Gold moves back closer to multi-year tops, eyeing $1900 mark
- Gold continued to gain traction for the sixth consecutive session on Friday.
- The prevalent risk-off mood was seen underpinning the safe-haven metal.
- A subdued USD demand did little to influence or hinder the positive move.
Gold edged higher during the early European session and refreshed daily tops, around the $1895 region in the last hour, albeit lacked follow-through.
Following the overnight modest pullback from the vicinity of the $1900 mark, or fresh multi-year tops, the precious metal regained traction and turned positive for the sixth consecutive session on Friday. The uptick was sponsored by a fresh wave of the global risk-aversion trade, which tends to benefit traditional safe-haven assets, including gold.

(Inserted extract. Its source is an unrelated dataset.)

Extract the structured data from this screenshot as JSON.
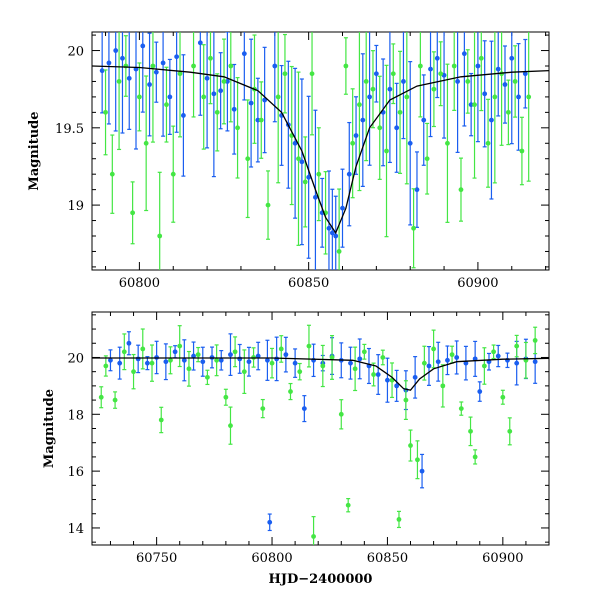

Concerns about worsening US-China tensions added to the economic uncertainty created by COVID-19, which took its toll on the global risk sentiment. The anti-risk flow was further reinforced by a weaker tone surrounding the US Treasury bond yields, which provided an additional boost to the non-yielding yellow metal and remained supportive.

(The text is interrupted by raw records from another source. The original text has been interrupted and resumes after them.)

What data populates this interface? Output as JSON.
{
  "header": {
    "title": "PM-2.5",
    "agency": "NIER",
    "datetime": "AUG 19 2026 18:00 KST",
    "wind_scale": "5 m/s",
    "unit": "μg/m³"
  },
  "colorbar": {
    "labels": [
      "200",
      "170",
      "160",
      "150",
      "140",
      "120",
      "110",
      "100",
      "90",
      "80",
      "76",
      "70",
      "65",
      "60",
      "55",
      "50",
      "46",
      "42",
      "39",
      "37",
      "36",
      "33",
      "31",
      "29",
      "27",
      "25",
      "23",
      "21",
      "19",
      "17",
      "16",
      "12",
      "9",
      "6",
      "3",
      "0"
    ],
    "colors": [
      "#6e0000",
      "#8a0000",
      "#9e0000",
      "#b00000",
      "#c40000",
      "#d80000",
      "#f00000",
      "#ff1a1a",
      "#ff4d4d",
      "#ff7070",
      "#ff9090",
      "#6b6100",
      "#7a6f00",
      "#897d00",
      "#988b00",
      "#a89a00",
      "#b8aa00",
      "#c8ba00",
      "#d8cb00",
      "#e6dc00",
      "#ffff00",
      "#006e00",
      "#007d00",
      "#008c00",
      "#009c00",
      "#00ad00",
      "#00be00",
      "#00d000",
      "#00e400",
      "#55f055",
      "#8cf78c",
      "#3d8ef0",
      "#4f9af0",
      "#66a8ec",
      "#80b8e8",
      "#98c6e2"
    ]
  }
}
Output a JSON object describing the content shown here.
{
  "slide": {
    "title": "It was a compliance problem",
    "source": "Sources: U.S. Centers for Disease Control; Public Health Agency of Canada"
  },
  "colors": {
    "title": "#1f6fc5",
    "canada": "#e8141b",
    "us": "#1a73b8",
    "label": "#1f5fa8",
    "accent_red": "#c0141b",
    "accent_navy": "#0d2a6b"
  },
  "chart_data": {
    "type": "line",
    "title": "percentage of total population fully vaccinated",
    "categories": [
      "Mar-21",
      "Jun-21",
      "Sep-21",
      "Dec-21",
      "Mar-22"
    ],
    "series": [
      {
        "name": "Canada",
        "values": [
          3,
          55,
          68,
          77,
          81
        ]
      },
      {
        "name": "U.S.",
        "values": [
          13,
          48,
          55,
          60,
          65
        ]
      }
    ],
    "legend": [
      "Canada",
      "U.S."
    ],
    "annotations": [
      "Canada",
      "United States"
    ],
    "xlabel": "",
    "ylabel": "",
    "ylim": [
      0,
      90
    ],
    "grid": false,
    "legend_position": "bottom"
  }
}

Meanwhile, a resurgence of new coronavirus cases in the US fueled speculations that the economic recovery in the US could be grinding to a halt. This, in turn, kept the US dollar bulls on the defensive and further underpinned the dollar-denominated commodity, which has now moved well within the striking distance of all-time highs set in 2011.
The recent uptrend witnessed over the past one week or is yet to show any signs of bullish exhaustion. Moreover, the emergence of some dip-buying also supports prospects for additional gains. A sustained strength beyond the $1900 mark will add credence to the positive outlook and pave the way for a further near-term appreciating move.